To say that Who Are We? is about "the salience and substance of American national identity" and not primarily about immigration is like saying that Macbeth is about jealousy, not regicide. Professor Huntington should refer to his own index. There one finds 6 lines devoted to identity and 14 to immigrants (and the latter do not include the Immigration and Naturalization Service, the Immigration Forum, the Immigration Reform and Control Act of 1986, or the Immigration Restriction League, let alone the "specific nationalities" to which readers are also referred). Far from being confined to two chapters, as Huntington claims in his response, his references to immigration run throughout the entire book. Who Are We? is not a treatise on a fashionable academic concept. It is a Cri Du Coeur lamenting the threat to American unity its author sees coming from immigrants, primarily those from Mexico.

When he does deal with the question of identity, Huntington has to decide whether it is creedal or cultural in nature. His decision to opt for the latter is problematic for two reasons. On empirical grounds, American culture has never been uniformly Anglo-Protestant. Not only has our culture been shaped by faiths that were neither from Great Britain nor Protestant, as I point out in my review, but some of the individuals who contributed to the achievements Huntington attributes to this culture, such as Thomas Jefferson, were religious doubters. On normative grounds, Huntington's emphasis on culture rather than creed leads him to take an exclusionary rather than an inclusionary view of our identity, a view that is unfair to all those who can choose their creed but not their culture. Unlike Huntington, I have never come across someone claiming to be "an Anglo-Protestant Jew." Most Jews claim to be Jewish. No other sentence in either Huntington's book or his letter reveals the problems of talking about culture rather than creed more than Huntington's variation on the old saw, "But some of my best friends are Jewish." And if assimilated Jews might take umbrage at Huntington's nativism, imagine how Mexican-American Catholics must feel.

All the other points Huntington makes involve the highly interpretive question of whether his new book is in continuity or instead breaks sharply with his previous ones. Readers will have to decide this for themselves. It is hard for me to imagine that, on matters of both style and content, any reader of The Soldier and the State and Who Are We? would conclude that the same person wrote both.

HUNTINGTON REPLIES:

Alan Wolfe may not want to face the facts, but his claim that my book reeks of pessimism about America is indeed "total nonsense," as any reader knows, and his claim that I endorse an exclusivist America based on race and ethnicity is totally false. Notably, he does not provide any evidence to support his unwarranted allegations.

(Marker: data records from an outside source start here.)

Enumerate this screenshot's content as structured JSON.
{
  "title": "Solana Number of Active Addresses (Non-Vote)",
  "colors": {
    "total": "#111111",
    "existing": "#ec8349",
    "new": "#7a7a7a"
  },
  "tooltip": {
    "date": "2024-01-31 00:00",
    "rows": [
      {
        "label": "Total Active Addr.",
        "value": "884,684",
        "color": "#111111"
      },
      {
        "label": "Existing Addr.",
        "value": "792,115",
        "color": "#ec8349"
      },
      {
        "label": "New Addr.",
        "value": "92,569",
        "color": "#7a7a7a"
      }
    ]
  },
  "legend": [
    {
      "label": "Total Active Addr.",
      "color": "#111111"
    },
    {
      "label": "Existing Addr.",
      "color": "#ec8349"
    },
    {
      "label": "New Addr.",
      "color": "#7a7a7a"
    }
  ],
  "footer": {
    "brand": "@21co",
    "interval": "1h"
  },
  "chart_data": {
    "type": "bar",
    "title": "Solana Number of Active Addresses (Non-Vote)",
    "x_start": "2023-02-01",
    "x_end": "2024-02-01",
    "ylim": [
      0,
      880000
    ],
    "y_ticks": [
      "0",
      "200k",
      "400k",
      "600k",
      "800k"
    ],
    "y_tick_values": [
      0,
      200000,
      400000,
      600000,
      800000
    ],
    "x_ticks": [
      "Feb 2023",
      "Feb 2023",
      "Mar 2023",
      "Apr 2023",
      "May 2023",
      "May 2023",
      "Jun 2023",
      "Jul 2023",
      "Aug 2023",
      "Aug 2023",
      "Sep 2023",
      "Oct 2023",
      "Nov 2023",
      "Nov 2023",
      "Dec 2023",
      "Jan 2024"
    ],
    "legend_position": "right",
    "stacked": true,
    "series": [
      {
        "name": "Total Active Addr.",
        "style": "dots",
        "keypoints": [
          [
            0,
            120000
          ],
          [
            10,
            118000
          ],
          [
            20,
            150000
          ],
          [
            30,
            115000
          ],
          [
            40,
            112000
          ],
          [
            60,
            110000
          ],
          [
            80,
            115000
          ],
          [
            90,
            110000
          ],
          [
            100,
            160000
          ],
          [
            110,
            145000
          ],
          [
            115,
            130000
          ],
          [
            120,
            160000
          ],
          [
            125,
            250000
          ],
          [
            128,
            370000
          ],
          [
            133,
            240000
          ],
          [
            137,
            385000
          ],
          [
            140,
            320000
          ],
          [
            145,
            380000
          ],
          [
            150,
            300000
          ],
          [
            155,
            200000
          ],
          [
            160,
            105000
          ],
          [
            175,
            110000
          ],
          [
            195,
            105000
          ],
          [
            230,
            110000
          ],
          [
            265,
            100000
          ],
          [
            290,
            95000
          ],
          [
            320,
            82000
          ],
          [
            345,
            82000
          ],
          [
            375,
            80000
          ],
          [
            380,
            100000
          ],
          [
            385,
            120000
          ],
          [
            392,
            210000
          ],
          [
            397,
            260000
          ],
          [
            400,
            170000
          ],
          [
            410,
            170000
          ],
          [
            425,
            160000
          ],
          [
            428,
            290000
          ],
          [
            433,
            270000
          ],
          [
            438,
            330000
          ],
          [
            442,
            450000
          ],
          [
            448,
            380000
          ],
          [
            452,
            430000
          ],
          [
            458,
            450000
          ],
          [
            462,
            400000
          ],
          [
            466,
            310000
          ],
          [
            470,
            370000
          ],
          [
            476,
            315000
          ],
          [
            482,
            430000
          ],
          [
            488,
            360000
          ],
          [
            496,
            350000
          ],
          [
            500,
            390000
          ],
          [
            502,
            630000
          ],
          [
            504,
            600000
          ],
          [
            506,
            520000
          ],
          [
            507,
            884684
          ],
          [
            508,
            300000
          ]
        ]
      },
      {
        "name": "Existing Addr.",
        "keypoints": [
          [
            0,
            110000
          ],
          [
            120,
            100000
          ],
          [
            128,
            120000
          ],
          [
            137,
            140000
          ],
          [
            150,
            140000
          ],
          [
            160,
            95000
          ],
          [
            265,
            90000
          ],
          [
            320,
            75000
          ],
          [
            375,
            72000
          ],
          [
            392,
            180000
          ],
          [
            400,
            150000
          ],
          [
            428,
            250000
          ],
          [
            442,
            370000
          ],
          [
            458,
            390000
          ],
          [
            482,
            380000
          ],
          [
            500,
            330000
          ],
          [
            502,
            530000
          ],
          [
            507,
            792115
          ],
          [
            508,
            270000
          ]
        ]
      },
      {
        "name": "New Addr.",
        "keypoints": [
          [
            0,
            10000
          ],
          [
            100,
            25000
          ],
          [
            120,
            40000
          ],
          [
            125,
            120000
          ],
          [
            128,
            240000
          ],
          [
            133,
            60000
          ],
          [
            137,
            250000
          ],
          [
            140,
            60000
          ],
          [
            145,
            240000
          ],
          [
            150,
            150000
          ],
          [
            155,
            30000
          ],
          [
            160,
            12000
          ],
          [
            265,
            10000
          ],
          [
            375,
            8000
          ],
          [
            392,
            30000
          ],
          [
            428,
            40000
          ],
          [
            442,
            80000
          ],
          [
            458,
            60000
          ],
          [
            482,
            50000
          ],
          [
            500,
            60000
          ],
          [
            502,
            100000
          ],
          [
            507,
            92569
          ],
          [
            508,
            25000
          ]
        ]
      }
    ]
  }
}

The central substantive difference between us concerns the important question as to whether a nation can be defined solely by a set of political principles or ideology. Wolfe claims it can and that American identity is defined only by its creed. The principal instance of a country in fact defined only by ideology was the Soviet Union, which required a ruthless dictatorship to hold it together until the ideology became totally discredited and its citizens could revert to their historic communal identities as Russians, Georgians, Estonians, Ukrainians, et cetera. America, in contrast, is happily more than an ideology. It has been and is a community defined by the culture of the founding settlers, including language, religion, customs, legal traditions, and institutions.

The people of a nation may share a set of principles that shape their political life, but these principles cannot by themselves define their community and what distinguishes them from other communities. If Iraqis embrace the principles of the American creed, they may become Iraqi democrats but they will not become American democrats. Americans believe in the creed as one component of their identity, but they also define themselves by their history, traditions, culture, heroes and villains, victories and defeats, enshrined in their "mystic chords of memory."